The PEG ratio (forward P/E divided by expected earnings growth rate) is the most precise measure of undervaluation relative to growth potential.
By this metric, Axalta Coating Systems Ltd. (AXTA) is the more undervalued stock at a PEG of 0. 41x versus RPM International Inc. 's 1. 04x. A PEG below 1. 0 is traditionally considered the threshold for growth-adjusted undervaluation. On forward earnings alone, Axalta Coating Systems Ltd. (AXTA) trades at 11. 2x forward P/E versus 18. 7x for RPM International Inc. — 7. 5x cheaper on a one-year earnings basis. Analyst consensus price targets imply the most upside for AXTA: 22. 1% to $34. 86.
08Which pays a better dividend — RPM or AXTA?
In this comparison, RPM (1.
9% yield) pays a dividend. AXTA does not pay a meaningful dividend and should not be held primarily for income.
09Is RPM or AXTA better for a retirement portfolio?

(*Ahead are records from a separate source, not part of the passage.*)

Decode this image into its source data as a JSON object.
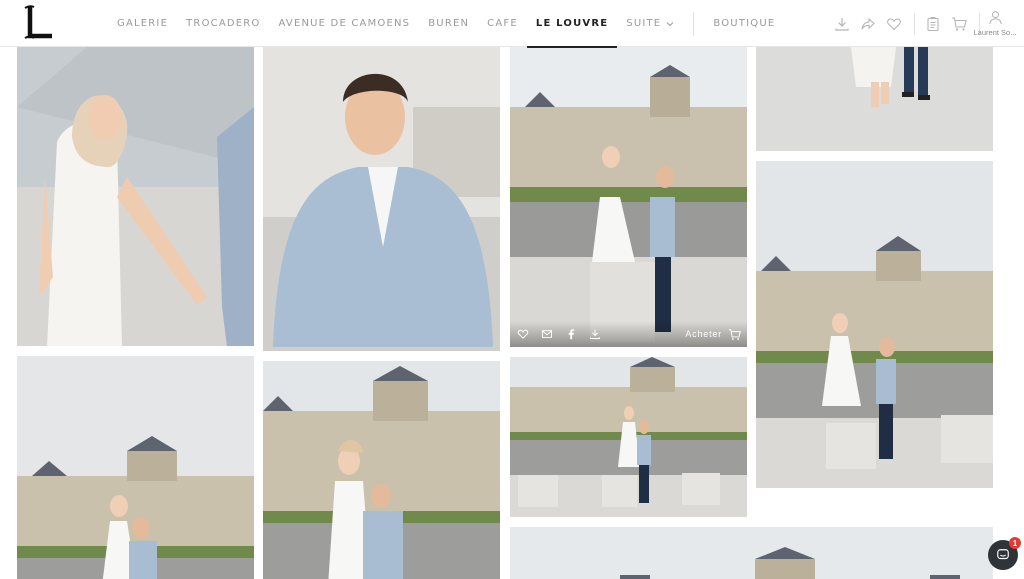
{
  "brand": {
    "logo_letter": "L"
  },
  "nav": {
    "items": [
      {
        "label": "GALERIE"
      },
      {
        "label": "TROCADERO"
      },
      {
        "label": "AVENUE DE CAMOENS"
      },
      {
        "label": "BUREN"
      },
      {
        "label": "CAFE"
      },
      {
        "label": "LE LOUVRE"
      },
      {
        "label": "SUITE"
      }
    ],
    "active": "LE LOUVRE",
    "boutique_label": "BOUTIQUE"
  },
  "toolbar": {
    "icons": [
      "download-icon",
      "share-icon",
      "heart-icon",
      "clipboard-icon",
      "cart-icon"
    ]
  },
  "user": {
    "name": "Laurent So..."
  },
  "gallery": {
    "hover_actions": [
      "heart-icon",
      "mail-icon",
      "facebook-icon",
      "download-icon"
    ],
    "buy_label": "Acheter"
  },
  "chat": {
    "badge_count": "1"
  },
  "colors": {
    "accent": "#222222",
    "nav_inactive": "#9a9a9a",
    "chat_bg": "#2f3439",
    "badge": "#e53935"
  }
}
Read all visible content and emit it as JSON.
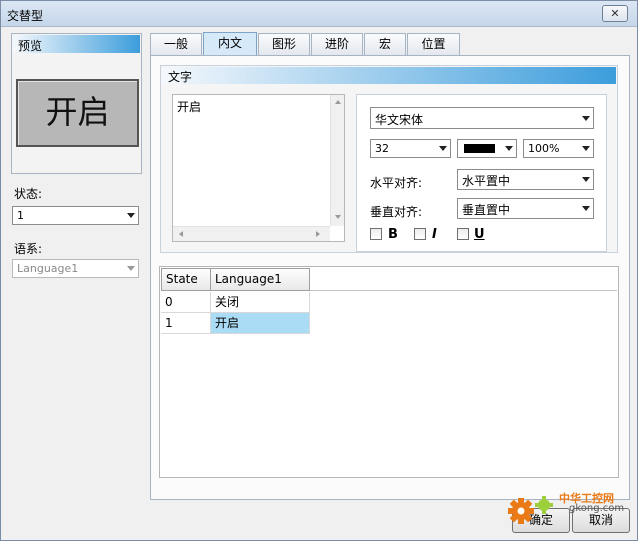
{
  "window": {
    "title": "交替型",
    "close_glyph": "✕"
  },
  "preview": {
    "header": "预览",
    "button_text": "开启"
  },
  "state": {
    "label": "状态:",
    "value": "1"
  },
  "language": {
    "label": "语系:",
    "value": "Language1"
  },
  "tabs": [
    {
      "label": "一般",
      "active": false
    },
    {
      "label": "内文",
      "active": true
    },
    {
      "label": "图形",
      "active": false
    },
    {
      "label": "进阶",
      "active": false
    },
    {
      "label": "宏",
      "active": false
    },
    {
      "label": "位置",
      "active": false
    }
  ],
  "text_group": {
    "header": "文字",
    "content": "开启",
    "font_name": "华文宋体",
    "font_size": "32",
    "text_color": "#000000",
    "opacity": "100%",
    "h_align_label": "水平对齐:",
    "h_align_value": "水平置中",
    "v_align_label": "垂直对齐:",
    "v_align_value": "垂直置中",
    "bold_label": "B",
    "italic_label": "I",
    "underline_label": "U"
  },
  "grid": {
    "columns": [
      "State",
      "Language1"
    ],
    "rows": [
      [
        "0",
        "关闭"
      ],
      [
        "1",
        "开启"
      ]
    ],
    "selected_row": 1
  },
  "buttons": {
    "ok": "确定",
    "cancel": "取消"
  },
  "watermark": {
    "text": "中华工控网",
    "url": "gkong.com"
  },
  "colors": {
    "accent": "#3c9ddc",
    "selection": "#aadcf5",
    "watermark": "#e97a16"
  }
}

For long-horizon retirement investors, RPM International Inc.
(RPM) is the stronger choice — it scores higher on the combination of lower volatility, dividend reliability, and long-term compounding (low volatility (β 1. 01), 1. 9% yield, +134. 8% 10Y return). Both have compounded well over 10 years (RPM: +134. 8%, AXTA: +1. 1%), confirming both are viable long-term holds — but the lower-volatility option typically results in less emotional selling during corrections. Retirement portfolios generally favour predictability over maximum returns. Consult a financial advisor before making allocation decisions.
10What are the main differences between RPM and AXTA?
Both stocks operate in the Basic Materials sector, making this a peer-level intra-sector comparison — the same macro tailwinds and headwinds will affect both.
In terms of investment character: RPM is a mid-cap quality compounder stock; AXTA is a small-cap deep-value stock. RPM pays a dividend while AXTA does not, making them suitable for different income and tax situations. These fundamental differences mean investors should not choose between them on a single metric — the "better stock" depends entirely on which of these characteristics aligns with your investment strategy.